Using state data of this and next years’ local school levies, an analysis finds that schools statewide would have seen at least $200 million more reduced from their proposed budgets had Christie’s cap been in place.
It wouldn’t have been much easier under Sweeney’s plan, either, although his proposal allows for considerable exceptions for health care and other extraordinary costs. Sweeney also would not make it a constitutional amendment, but keep it in statute.
Yesterday, Christie said bring it on.
Triumphantly signing into law his first state budget of $28.3 billion, Christie moved quickly to demand the Legislature take up his “Cap 2.5” proposal in special session, starting this Thursday.
“All we’ve done in the last five months is just the beginning,” Christie said at the signing ceremony inside a South River firehouse. “We do not feel our job is anywhere close to being completed.”
“This kind of success gives us the momentum to go even further, and faster, and harder, and tougher,” he continued, “to work for the people of this state to improve their life in this very simple way: to get government the hell out of your way and the hell out of your pocket.”

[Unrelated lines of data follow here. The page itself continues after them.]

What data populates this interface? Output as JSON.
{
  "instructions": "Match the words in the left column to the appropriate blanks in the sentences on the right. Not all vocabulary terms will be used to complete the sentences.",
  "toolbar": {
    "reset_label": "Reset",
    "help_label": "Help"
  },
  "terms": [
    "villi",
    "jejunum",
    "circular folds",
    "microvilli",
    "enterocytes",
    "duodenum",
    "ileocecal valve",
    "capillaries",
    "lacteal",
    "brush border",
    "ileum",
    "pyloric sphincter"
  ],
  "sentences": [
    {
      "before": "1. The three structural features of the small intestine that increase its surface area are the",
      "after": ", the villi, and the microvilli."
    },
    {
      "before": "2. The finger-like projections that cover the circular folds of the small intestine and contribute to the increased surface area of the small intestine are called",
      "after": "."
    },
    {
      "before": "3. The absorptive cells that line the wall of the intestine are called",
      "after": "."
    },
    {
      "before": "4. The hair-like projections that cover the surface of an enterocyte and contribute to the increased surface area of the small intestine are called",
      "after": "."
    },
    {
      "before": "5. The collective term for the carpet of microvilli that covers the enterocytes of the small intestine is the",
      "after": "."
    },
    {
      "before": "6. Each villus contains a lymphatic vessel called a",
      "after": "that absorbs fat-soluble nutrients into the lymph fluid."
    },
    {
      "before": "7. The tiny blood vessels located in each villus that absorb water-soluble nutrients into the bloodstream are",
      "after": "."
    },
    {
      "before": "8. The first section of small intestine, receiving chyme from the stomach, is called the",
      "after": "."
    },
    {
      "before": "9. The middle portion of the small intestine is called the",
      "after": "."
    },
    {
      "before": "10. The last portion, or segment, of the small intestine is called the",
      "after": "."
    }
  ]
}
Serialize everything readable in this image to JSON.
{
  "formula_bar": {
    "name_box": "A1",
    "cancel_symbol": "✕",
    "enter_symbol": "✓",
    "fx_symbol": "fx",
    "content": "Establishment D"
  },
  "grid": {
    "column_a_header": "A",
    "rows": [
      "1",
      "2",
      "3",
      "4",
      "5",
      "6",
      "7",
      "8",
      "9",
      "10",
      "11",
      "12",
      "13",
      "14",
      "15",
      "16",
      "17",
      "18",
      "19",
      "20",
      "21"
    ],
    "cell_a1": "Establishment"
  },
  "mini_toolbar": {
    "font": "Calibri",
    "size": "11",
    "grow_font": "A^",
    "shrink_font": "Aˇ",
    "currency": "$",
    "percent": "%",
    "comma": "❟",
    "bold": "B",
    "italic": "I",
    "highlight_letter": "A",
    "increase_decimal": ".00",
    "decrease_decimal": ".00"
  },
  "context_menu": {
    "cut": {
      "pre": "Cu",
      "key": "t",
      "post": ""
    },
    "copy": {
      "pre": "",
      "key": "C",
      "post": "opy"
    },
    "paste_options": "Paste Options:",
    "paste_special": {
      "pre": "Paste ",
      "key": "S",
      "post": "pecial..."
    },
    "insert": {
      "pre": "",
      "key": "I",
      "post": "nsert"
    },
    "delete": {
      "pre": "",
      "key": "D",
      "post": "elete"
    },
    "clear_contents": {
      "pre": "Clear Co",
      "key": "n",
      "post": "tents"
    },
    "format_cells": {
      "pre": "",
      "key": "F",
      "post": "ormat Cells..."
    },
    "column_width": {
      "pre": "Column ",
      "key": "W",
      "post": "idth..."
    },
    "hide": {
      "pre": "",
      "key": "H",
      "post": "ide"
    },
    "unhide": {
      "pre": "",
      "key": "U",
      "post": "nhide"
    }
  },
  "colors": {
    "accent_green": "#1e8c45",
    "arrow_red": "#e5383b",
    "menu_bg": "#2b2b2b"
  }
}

How much the Democrats are willing to play along is uncertain, as are the prospects that the two sides could reach some kind of compromise in the coming days and weeks.
Both the Senate and Assembly approved Sweeney’s 2.9 percent cap this week, sending the bill to Christie’s desk. The governor initially had been expected to veto the measure, but he hedged a little yesterday in saying he wanted “to read it first.”
“We’ll look at it and consider our options,” he said.
The Democrats put out their own pronouncements, saying they would consider Christie’s proposal in due time but made clear they were in no rush. For Christie’s constitutional amendment to make the November ballot, it must pass committee in the first week of July.
Assemblyman Joseph Cryan (D-Union), the Democratic majority leader, said Monday night that an expedited passage would not happen, and he released a statement yesterday that stepped up the rhetoric.
“We have already committed to reviewing his and other ideas over the summer in anticipation of legislative action this fall, and that will continue to be our plan, no matter how many times the governor looks to show off,” Cryan’s statement read.
Back in the Marlboro superintendent’s office, the debate has Abbott reeling over what might be coming next.
He said the district can live with tax limits, whatever amount they come down to. After all, Marlboro had no tax increase at all the year before, he said. But the superintendent said the rigidity of Christie’s proposal, especially, is difficult when he faces rising costs elsewhere.
For instance, health care costs are expected to go up as much as 30 percent next year, he said, and the district already tapped a few one-time savings and revenue sources. Administrators took wage freezes, and new user fees have been placed on sports and extracurricular activities.
"We’ve already outsourced our custodians,” he said. “We’d need to look at outsourcing all the other services, food services, transportation, even our aides.”
“If you are going to give me a new cap, at least give me some flexibility,” Abbott said.